In adults, the cervical curve is a lordosis (convex forward) and is the least marked. It extends from the atlas to the second thoracic vertebra, with its apex between the fourth and fifth cervical vertebrae. Sexual dimorphism has been described in cervical curvatures. The thoracic curve is a kyphosis (convex dorsally). It extends between the second and the eleventh or twelfth thoracic vertebrae, and its apex lies between the sixth and ninth thoracic vertebrae. This curvature is caused by the increased posterior depth of the thoracic vertebral bodies. The lumbar curve is also a lordosis. It has a greater magnitude in females and extends from the twelfth thoracic vertebra to the lumbosacral angle; there is increased convexity of the last three segments as a result of the greater anterior depth of the intervertebral discs and some posterior wedging of the vertebral bodies. Its apex is at the level of the third lumbar vertebra. The pelvic curve is concave anteroinferiorly and involves the sacrum and coccygeal vertebrae. It extends from the lumbosacral junction to the apex of the coccyx.

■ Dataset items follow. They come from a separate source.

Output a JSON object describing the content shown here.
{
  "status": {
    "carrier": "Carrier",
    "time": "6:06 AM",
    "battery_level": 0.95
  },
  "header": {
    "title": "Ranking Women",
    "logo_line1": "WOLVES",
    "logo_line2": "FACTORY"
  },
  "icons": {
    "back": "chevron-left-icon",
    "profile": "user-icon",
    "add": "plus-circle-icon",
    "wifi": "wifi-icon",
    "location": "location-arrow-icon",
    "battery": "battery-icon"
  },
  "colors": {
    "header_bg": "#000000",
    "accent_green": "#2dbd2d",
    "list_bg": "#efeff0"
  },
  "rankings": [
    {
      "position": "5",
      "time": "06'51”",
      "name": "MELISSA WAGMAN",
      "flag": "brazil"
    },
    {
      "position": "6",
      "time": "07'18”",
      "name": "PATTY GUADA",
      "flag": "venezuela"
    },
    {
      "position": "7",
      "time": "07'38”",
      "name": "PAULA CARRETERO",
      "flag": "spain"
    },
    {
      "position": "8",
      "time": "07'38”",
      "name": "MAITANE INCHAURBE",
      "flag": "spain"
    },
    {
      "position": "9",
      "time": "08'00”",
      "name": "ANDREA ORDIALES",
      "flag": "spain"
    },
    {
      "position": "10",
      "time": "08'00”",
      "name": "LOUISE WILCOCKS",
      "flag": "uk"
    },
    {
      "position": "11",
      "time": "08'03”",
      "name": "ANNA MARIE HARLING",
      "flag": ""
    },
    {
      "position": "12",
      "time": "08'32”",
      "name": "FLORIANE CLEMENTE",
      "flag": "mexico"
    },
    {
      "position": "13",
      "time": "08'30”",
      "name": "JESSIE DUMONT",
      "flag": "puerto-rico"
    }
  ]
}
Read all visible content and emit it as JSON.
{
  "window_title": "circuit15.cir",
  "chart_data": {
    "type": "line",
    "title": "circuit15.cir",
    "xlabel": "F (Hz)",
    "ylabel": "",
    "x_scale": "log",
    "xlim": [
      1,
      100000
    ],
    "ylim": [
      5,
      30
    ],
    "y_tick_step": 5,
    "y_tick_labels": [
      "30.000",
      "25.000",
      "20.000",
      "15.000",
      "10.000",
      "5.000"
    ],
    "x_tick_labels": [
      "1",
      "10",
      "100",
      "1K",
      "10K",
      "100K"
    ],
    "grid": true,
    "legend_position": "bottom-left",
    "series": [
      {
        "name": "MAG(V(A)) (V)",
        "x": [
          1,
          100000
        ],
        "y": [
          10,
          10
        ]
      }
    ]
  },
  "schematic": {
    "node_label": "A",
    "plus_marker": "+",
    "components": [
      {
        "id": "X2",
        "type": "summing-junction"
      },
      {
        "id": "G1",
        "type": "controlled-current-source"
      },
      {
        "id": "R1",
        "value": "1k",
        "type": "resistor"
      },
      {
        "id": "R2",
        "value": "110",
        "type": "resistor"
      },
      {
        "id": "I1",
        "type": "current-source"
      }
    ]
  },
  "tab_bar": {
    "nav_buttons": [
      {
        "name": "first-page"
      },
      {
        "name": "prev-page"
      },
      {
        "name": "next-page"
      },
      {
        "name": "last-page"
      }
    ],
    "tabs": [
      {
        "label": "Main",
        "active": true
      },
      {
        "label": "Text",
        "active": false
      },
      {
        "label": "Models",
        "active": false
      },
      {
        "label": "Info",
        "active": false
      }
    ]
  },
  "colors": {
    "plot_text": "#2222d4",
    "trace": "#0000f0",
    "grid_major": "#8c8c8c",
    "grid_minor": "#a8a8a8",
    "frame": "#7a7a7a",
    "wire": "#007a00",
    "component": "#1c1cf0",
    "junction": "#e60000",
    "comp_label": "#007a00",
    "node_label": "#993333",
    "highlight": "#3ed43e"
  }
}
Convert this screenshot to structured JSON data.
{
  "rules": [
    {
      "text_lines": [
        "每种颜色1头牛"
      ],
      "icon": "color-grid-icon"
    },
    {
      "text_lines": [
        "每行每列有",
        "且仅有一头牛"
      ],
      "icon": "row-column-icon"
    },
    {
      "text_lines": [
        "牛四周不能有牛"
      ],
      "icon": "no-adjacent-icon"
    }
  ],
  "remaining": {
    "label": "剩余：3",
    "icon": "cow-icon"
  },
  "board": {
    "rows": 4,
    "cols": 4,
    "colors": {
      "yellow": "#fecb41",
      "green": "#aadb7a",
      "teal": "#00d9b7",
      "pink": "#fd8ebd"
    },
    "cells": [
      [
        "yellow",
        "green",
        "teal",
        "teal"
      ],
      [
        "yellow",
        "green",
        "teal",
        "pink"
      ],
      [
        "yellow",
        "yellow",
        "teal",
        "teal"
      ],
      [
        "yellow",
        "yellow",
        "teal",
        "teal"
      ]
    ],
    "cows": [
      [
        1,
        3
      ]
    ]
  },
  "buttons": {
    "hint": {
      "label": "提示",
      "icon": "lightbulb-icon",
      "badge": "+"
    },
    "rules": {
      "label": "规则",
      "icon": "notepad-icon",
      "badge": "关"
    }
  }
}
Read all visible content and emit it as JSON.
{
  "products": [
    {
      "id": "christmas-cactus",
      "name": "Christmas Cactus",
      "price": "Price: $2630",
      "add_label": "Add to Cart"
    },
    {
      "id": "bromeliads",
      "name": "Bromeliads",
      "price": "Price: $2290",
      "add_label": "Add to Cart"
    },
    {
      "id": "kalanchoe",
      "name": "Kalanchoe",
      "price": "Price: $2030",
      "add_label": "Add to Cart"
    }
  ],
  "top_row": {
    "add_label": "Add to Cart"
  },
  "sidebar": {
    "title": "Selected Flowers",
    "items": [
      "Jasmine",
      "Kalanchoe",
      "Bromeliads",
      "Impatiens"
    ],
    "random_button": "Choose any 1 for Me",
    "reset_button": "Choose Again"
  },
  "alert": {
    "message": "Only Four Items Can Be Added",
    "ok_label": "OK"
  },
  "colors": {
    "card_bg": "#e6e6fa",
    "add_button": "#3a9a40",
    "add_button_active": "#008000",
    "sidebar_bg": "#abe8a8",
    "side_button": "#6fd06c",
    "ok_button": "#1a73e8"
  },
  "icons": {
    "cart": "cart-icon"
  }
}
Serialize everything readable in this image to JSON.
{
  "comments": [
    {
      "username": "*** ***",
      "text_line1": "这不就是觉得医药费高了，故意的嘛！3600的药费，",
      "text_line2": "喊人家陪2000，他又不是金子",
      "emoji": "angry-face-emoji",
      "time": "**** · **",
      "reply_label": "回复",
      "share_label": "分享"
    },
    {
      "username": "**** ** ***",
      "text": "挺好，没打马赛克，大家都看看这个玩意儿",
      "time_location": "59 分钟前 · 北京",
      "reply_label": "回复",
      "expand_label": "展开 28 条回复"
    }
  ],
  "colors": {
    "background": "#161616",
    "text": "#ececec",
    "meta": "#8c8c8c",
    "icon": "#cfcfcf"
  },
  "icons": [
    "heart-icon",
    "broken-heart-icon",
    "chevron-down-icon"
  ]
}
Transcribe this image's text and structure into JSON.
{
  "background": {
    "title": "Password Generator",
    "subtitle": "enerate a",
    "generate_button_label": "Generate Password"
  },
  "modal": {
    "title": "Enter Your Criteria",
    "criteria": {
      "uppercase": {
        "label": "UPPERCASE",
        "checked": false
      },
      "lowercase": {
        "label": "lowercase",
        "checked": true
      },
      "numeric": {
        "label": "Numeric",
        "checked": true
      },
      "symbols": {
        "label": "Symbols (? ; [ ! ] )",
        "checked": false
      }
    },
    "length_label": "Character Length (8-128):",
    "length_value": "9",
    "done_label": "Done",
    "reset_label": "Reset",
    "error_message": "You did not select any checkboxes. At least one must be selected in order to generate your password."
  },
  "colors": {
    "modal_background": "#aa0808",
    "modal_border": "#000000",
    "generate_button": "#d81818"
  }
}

The presence of these curvatures means that the cross-sectional profile of the trunk changes with the spinal level. The anteroposterior diameter of the thorax is much greater than that of the lower abdomen. In the normal vertebral column there are well-marked curvatures in the sagittal plane and no lateral curvatures other than in the upper thoracic region, where there is often a slight lateral curvature that is convex to the right in right-handed persons and to the left in left-handed persons. Compensatory lateral curvature may also develop to cope with pelvic obliquity, such as that imposed by unequal leg lengths. The sagittal curvatures are present in the cervical, thoracic, lumbar and pelvic regions (see Fig. 7.6). These curvatures developed with rounding of the thorax and pelvis as an adaptation to bipedal gait.

Vertebral Column in the Elderly

In older people, age-related changes in the structure of bone lead to broadening and loss of height of the vertebral bodies. These changes are more severe in females. The bony changes in the vertebral column are accompanied by changes in the collagen content of the discs and by decline in the activity of the spinal muscles. This leads to progressive decline in vertebral column mobility, particularly in the lumbar spine. The development of a ‘dowager’s hump’ in the midthoracic region in females, caused by age-related osteoporosis, increases the thoracic kyphosis and cervical lordosis. Overall, these changes in the vertebral column lead directly to loss of total height in the individual.

In the mid-lumbar region, the width of the vertebral body increases with age. In men, there is a relative decrease of posterior-to-anterior body height; in both sexes anterior height decreases relative to width. Twomey and coworkers (1983) observed a reduction in bone density of lumbar vertebral bodies with age, principally as a result of a reduction in transverse trabeculae (more marked in females owing to postmenopausal osteoporosis); this was associated with increased diameter and increasing concavity in the juxtadiscal surfaces (end-plates).

Other changes affect the vertebral bodies. Osteophytes (bony spurs) may form from the compact cortical bone on the anterior and lateral surfaces of the bodies. Although individual variations occur, these changes appear in most individuals from about age 20 years onward. They are most common on the anterior aspect of the body and never involve the ring epiphysis. Osteophytic spurs are frequently asymptomatic but may result in diminished movements within the spine.